La saison, qui s’annonce tardive, sera caractérisée par une pluviométrie normale à légèrement déficitaire. « Cela signifie que, sur l’ensemble de la côte, la quantité de pluie attendue pour ces trois mois sera inférieure à la normale cumulée des trente dernières années ainsi qu’à celle de l’an dernier », a précisé le directeur général de l’ANAMET, Dr Latifou Issaou. Très courte, la fin de cette saison, est attendue dans les régions des Plateaux et maritime.
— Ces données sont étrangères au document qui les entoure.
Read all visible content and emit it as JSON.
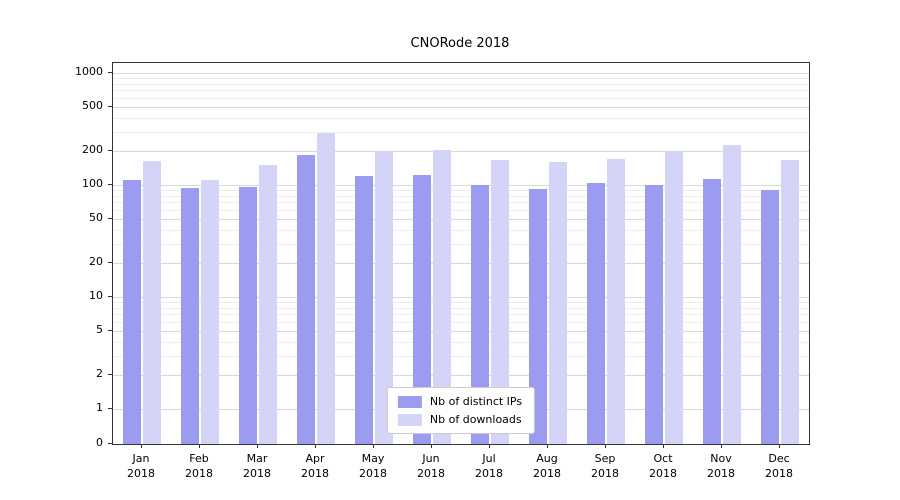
{
  "chart_data": {
    "type": "bar",
    "title": "CNORode 2018",
    "categories": [
      "Jan 2018",
      "Feb 2018",
      "Mar 2018",
      "Apr 2018",
      "May 2018",
      "Jun 2018",
      "Jul 2018",
      "Aug 2018",
      "Sep 2018",
      "Oct 2018",
      "Nov 2018",
      "Dec 2018"
    ],
    "series": [
      {
        "name": "Nb of distinct IPs",
        "color": "#9b9bef",
        "values": [
          110,
          95,
          96,
          185,
          120,
          122,
          100,
          93,
          105,
          100,
          113,
          90
        ]
      },
      {
        "name": "Nb of downloads",
        "color": "#d4d4f9",
        "values": [
          165,
          112,
          150,
          290,
          200,
          205,
          168,
          160,
          172,
          200,
          230,
          168
        ]
      }
    ],
    "xlabel": "",
    "ylabel": "",
    "yscale": "symlog",
    "yticks": [
      0,
      1,
      2,
      5,
      10,
      20,
      50,
      100,
      200,
      500,
      1000
    ],
    "ylim": [
      0,
      1230
    ],
    "grid": true,
    "grid_which": "both",
    "legend_position": "lower center"
  }
}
Selon M’poh N’koyi, chef de la division climatique en charge de la base de données de l’ANAMET, le bassin du Mono connaîtra des écoulements normaux à déficitaires, avec de longues séquences sèches au début et vers la fin de la saison, une situation défavorable pour l’agriculture. L’agence recommande aux agriculteurs de privilégier les cultures à cycle court, résistantes aux déficits hydriques et à haut rendement, et de semer dès les premières pluies utiles. « Jusqu’à présent, aucune pluie n’a encore été enregistrée dans le sud-Togo. Nous invitons cependant les agriculteurs à préparer leurs parcelles afin d’être prêts dès l’arrivée des pluies », a insisté le directeur général.
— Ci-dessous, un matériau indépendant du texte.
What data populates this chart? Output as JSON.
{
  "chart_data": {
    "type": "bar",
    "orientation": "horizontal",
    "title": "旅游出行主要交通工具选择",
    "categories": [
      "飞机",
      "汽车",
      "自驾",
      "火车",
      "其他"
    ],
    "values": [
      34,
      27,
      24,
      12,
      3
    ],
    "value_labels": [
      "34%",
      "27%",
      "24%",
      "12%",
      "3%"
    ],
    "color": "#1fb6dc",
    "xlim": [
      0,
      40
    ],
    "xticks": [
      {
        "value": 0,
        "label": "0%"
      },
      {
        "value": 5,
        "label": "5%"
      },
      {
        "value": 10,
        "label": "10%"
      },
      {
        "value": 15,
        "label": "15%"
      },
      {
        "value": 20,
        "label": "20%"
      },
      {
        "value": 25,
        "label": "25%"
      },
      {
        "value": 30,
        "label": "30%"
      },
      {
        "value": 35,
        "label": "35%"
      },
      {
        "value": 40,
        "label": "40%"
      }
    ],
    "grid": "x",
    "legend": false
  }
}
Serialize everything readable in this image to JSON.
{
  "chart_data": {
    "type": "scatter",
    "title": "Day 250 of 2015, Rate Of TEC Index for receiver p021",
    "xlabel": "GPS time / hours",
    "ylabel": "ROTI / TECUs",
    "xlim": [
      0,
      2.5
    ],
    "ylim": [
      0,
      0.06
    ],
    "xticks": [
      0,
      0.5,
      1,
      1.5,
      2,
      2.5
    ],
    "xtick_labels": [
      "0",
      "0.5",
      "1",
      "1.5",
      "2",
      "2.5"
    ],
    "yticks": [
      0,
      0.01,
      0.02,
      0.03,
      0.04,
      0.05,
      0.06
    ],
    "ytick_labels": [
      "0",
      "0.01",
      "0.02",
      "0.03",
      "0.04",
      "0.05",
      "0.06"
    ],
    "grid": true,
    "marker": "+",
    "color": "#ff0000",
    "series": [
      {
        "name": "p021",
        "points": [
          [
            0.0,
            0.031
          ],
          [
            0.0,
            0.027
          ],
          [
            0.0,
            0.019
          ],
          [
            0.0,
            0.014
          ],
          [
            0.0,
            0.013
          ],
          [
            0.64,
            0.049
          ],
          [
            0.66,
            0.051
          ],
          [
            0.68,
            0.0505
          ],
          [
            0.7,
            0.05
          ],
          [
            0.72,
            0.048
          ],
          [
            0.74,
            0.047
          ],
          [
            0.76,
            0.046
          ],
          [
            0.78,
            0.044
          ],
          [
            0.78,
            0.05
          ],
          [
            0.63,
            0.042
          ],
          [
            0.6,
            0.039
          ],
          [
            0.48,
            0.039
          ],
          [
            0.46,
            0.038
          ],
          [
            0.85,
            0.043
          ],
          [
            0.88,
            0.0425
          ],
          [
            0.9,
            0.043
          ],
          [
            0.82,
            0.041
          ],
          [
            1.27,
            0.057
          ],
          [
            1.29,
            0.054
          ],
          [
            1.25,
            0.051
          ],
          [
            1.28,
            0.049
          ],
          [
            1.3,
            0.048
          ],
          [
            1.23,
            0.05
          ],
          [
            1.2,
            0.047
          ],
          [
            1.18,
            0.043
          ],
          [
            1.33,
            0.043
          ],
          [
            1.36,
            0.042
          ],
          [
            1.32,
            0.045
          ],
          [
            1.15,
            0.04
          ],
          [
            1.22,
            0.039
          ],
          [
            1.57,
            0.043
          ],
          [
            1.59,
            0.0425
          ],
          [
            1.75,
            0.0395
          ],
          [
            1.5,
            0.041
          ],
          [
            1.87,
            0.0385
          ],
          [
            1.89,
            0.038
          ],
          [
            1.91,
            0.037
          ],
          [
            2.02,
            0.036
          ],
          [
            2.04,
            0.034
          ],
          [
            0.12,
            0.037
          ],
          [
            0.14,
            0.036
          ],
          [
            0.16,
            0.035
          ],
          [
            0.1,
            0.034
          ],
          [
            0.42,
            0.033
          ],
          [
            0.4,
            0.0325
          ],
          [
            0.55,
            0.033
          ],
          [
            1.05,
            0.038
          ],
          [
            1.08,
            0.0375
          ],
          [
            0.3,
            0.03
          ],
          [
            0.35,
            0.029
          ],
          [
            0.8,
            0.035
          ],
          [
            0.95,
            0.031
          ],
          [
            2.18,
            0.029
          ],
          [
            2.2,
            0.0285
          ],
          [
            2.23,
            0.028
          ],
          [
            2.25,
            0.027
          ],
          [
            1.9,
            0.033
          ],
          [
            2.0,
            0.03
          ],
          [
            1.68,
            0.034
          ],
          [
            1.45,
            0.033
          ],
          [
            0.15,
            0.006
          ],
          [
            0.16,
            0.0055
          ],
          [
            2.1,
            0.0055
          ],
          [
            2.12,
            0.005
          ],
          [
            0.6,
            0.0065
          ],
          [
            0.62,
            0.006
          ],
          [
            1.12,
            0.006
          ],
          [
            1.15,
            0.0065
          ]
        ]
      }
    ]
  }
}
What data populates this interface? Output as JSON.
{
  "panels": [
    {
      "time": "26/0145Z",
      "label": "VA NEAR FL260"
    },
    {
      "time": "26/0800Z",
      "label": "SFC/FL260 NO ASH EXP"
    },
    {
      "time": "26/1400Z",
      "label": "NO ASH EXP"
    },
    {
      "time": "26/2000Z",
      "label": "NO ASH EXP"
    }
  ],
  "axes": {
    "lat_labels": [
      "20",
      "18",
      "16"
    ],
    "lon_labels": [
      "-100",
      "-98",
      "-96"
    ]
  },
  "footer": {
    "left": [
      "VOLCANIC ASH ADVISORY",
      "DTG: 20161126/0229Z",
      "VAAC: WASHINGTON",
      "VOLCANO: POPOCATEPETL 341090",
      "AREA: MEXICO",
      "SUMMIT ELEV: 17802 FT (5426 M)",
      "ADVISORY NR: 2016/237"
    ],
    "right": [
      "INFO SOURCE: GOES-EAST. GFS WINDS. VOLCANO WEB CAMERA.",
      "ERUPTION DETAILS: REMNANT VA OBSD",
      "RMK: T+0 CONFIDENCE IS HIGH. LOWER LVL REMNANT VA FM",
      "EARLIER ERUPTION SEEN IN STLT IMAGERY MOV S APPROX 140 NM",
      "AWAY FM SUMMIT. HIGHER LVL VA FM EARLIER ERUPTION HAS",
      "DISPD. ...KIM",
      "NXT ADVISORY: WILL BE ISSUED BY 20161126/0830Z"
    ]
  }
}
Au-delà des cultures, l’ANAMET conseille de promouvoir l’irrigation et les activités génératrices de revenus, notamment pour les femmes et les jeunes. Les autorités sont également appelées à veiller à la gestion rationnelle des ressources en eau, essentielle pour les barrages hydroélectriques et les aménagements hydro-agricoles.
Contrairement au bassin du Mono, le bassin du Lac-Togo devrait connaître des écoulements normaux à excédentaires. « Nous sommes actuellement dans une période de mutation climatique, ce qui peut provoquer des pluies extrêmes entraînant des stagnations d’eau et, localement, des débordements. Il est donc fortement déconseillé d’occuper les zones inondables », alerte l’ANAMET.
L’agence nationale de météorologie qui joue un rôle stratégique dans la veille atmosphérique, recommande à chacun de suivre régulièrement les prévisions quotidiennes et intra-saisonnières afin de mieux se préparer aux conditions climatiques.